IRS Commissioner Douglas Shulman announced at the National Press Club on April 13 that the IRS wants to provide “tangible relief to taxpayers in distress while also helping others from straying across the line into non-compliance. Mr. Shulman stated that the “tax professional community” is “an integral part” of the tax administration system, constituting a “first line of defense against non-compliance and stop a small problem from becoming a big one.”
¶ Rev. Proc. 2009-20 provides safe harbor treatment for “qualified investors” who experienced losses in certain criminally fraudulent investment arrangements. A uniform manner of determining theft losses alleviates “potentially difficult problems of proof” in determining how much income reported in prior years was fictitious or a return of capital. Taxpayers utilizing safe harbor treatment should append the language “Rev. Proc. 2009-20” on Form 4684, Casualties and Thefts.
¶ According to an audit report issued by the Inspector General for Tax Administration (TIGTA), the Treasury is foregoing more than $100 million in annual revenue by failing to collect unassessed failure to pay tax penalties. Audit Report No. 2009-30-052. TIGTA Report No. 2009-20-050 notes that the motor fuel excise tax compliance program, which accounts for between $30 and $40 billion in annual revenue, needs further improvement in the area of compliance and penalty program effectiveness.
¶ New York currently has a voluntary disclosure program covering all taxes, including income, corporate and sales taxes. Eligible taxpayers (i.e., those who (i) are not under audit, (ii) have not received a bill, and (iii) are not being criminally investigated by New York or any political subdivision thereof, may apply by providing a “detailed explanation” of (i) taxes owed; (ii) the reason for failure to report and pay; and (iii) the rationale for requesting a “limited look-back” clause (if one is being requested). If approved, the taxpayer will be sent a Voluntary Disclosure Agreement covering only the taxes and periods listed on the application. Penalties will be waived. However, if the taxpayer provides false or incomplete information, intentionally fails to pay taxes covered by the agreement, or “intentionally violates any tax law in the future,” New York may “use the information disclosed against [the taxpayer]” and may commence civil or criminal prosecution.
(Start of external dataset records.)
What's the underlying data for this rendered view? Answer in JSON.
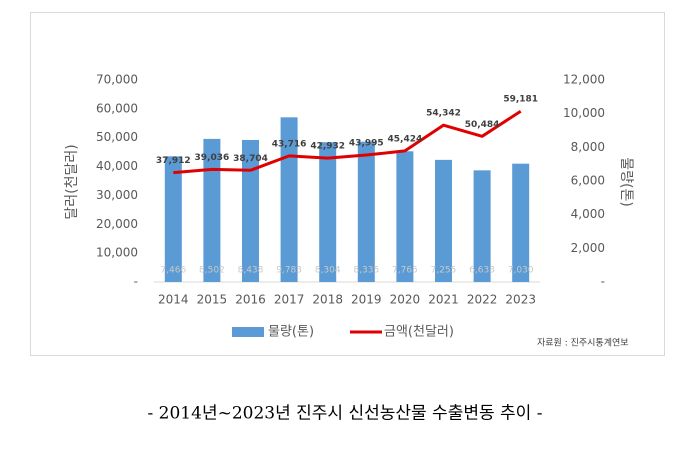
{
  "chart_data": {
    "type": "combo",
    "categories": [
      "2014",
      "2015",
      "2016",
      "2017",
      "2018",
      "2019",
      "2020",
      "2021",
      "2022",
      "2023"
    ],
    "series": [
      {
        "name": "물량(톤)",
        "type": "bar",
        "axis": "y2",
        "color": "#5b9bd5",
        "values": [
          7466,
          8502,
          8438,
          9783,
          8304,
          8335,
          7765,
          7255,
          6633,
          7030
        ],
        "value_labels": [
          "7,466",
          "8,502",
          "8,438",
          "9,783",
          "8,304",
          "8,335",
          "7,765",
          "7,255",
          "6,633",
          "7,030"
        ]
      },
      {
        "name": "금액(천달러)",
        "type": "line",
        "color": "#e00000",
        "values": [
          37912,
          39036,
          38704,
          43716,
          42932,
          43995,
          45424,
          54342,
          50484,
          59181
        ],
        "value_labels": [
          "37,912",
          "39,036",
          "38,704",
          "43,716",
          "42,932",
          "43,995",
          "45,424",
          "54,342",
          "50,484",
          "59,181"
        ]
      }
    ],
    "ylabel": "달러(천달러)",
    "y2label": "물량(톤)",
    "ylim": [
      0,
      70000
    ],
    "yticks": [
      {
        "value": 0,
        "label": "-"
      },
      {
        "value": 10000,
        "label": "10,000"
      },
      {
        "value": 20000,
        "label": "20,000"
      },
      {
        "value": 30000,
        "label": "30,000"
      },
      {
        "value": 40000,
        "label": "40,000"
      },
      {
        "value": 50000,
        "label": "50,000"
      },
      {
        "value": 60000,
        "label": "60,000"
      },
      {
        "value": 70000,
        "label": "70,000"
      }
    ],
    "y2lim": [
      0,
      12000
    ],
    "y2ticks": [
      {
        "value": 0,
        "label": "-"
      },
      {
        "value": 2000,
        "label": "2,000"
      },
      {
        "value": 4000,
        "label": "4,000"
      },
      {
        "value": 6000,
        "label": "6,000"
      },
      {
        "value": 8000,
        "label": "8,000"
      },
      {
        "value": 10000,
        "label": "10,000"
      },
      {
        "value": 12000,
        "label": "12,000"
      }
    ],
    "source": "자료원 : 진주시통계연보",
    "caption": "- 2014년~2023년 진주시 신선농산물 수출변동 추이 -"
  }
}
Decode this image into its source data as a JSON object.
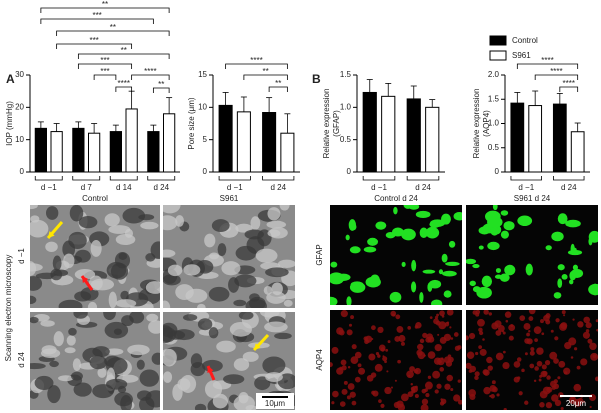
{
  "chart_data": [
    {
      "type": "bar",
      "y_label": [
        "IOP (mmHg)"
      ],
      "categories": [
        "d −1",
        "d 7",
        "d 14",
        "d 24"
      ],
      "series": [
        {
          "color": "#000000",
          "values": [
            13.5,
            13.5,
            12.5,
            12.5
          ],
          "errors": [
            2,
            2,
            2,
            2
          ]
        },
        {
          "color": "#ffffff",
          "values": [
            12.5,
            12,
            19.5,
            18
          ],
          "errors": [
            2.5,
            3,
            5.5,
            5
          ]
        }
      ],
      "ylim": [
        0,
        30
      ],
      "yticks": [
        0,
        10,
        20,
        30
      ],
      "annotations": [
        "**",
        "***",
        "**",
        "***",
        "**",
        "***",
        "***",
        "****",
        "****",
        "**"
      ]
    },
    {
      "type": "bar",
      "y_label": [
        "Pore size (μm)"
      ],
      "categories": [
        "d −1",
        "d 24"
      ],
      "series": [
        {
          "color": "#000000",
          "values": [
            10.3,
            9.2
          ],
          "errors": [
            2,
            2.3
          ]
        },
        {
          "color": "#ffffff",
          "values": [
            9.3,
            6
          ],
          "errors": [
            2.3,
            3
          ]
        }
      ],
      "ylim": [
        0,
        15
      ],
      "yticks": [
        0,
        5,
        10,
        15
      ],
      "annotations": [
        "****",
        "**",
        "**"
      ]
    },
    {
      "type": "bar",
      "y_label": [
        "Relative expression",
        "(GFAP)"
      ],
      "categories": [
        "d −1",
        "d 24"
      ],
      "series": [
        {
          "color": "#000000",
          "values": [
            1.23,
            1.13
          ],
          "errors": [
            0.2,
            0.2
          ]
        },
        {
          "color": "#ffffff",
          "values": [
            1.17,
            1.0
          ],
          "errors": [
            0.2,
            0.12
          ]
        }
      ],
      "ylim": [
        0,
        1.5
      ],
      "yticks": [
        0,
        0.5,
        {
          "value": 1,
          "label": "1.0"
        },
        1.5
      ],
      "annotations": []
    },
    {
      "type": "bar",
      "y_label": [
        "Relative expression",
        "(AQP4)"
      ],
      "categories": [
        "d −1",
        "d 24"
      ],
      "series": [
        {
          "name": "Control",
          "color": "#000000",
          "values": [
            1.42,
            1.4
          ],
          "errors": [
            0.22,
            0.22
          ]
        },
        {
          "name": "S961",
          "color": "#ffffff",
          "values": [
            1.37,
            0.83
          ],
          "errors": [
            0.3,
            0.18
          ]
        }
      ],
      "ylim": [
        0,
        2
      ],
      "yticks": [
        0,
        0.5,
        {
          "value": 1,
          "label": "1.0"
        },
        1.5,
        {
          "value": 2,
          "label": "2.0"
        }
      ],
      "annotations": [
        "****",
        "****",
        "****"
      ]
    }
  ],
  "panel_labels": [
    "A",
    "B"
  ],
  "images": {
    "sem": {
      "title": "Scanning electron microscopy",
      "columns": [
        "Control",
        "S961"
      ],
      "rows": [
        "d −1",
        "d 24"
      ],
      "scale_bar": "10μm"
    },
    "fluorescence": {
      "columns": [
        "Control d 24",
        "S961 d 24"
      ],
      "rows": [
        "GFAP",
        "AQP4"
      ],
      "scale_bar": "20μm"
    }
  }
}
¶ The AFR short-term rate for June 2009 is 0.82%; the mid-term rate, 2.76%; and the long-term rate, 4.36%. Selling depressed assets to a grantor trust in return for an installment note may be effective in “freezing” values for estate tax purposes. Provided the sale is arms-length, the sale of assets comprising interests in an LLC or other family entity (which interests are discounted to reflect lack of control and lack of marketability) can leverage the current $3.5 million lifetime exemption. Note that since the trusts are taxed as grantor trusts, the seller recognizes no income tax gain when the assets are sold to the trust. It appears that the sale must also be preceded by a gift to the trust of assets whose value equals 10 percent of the assets to be sold to the trust. Since the assets will not be included in the estate, basis step up will be lost. However, this problem may be minimized if the trust provides that the grantor may at a future time substitute assets of equal value (with a higher basis).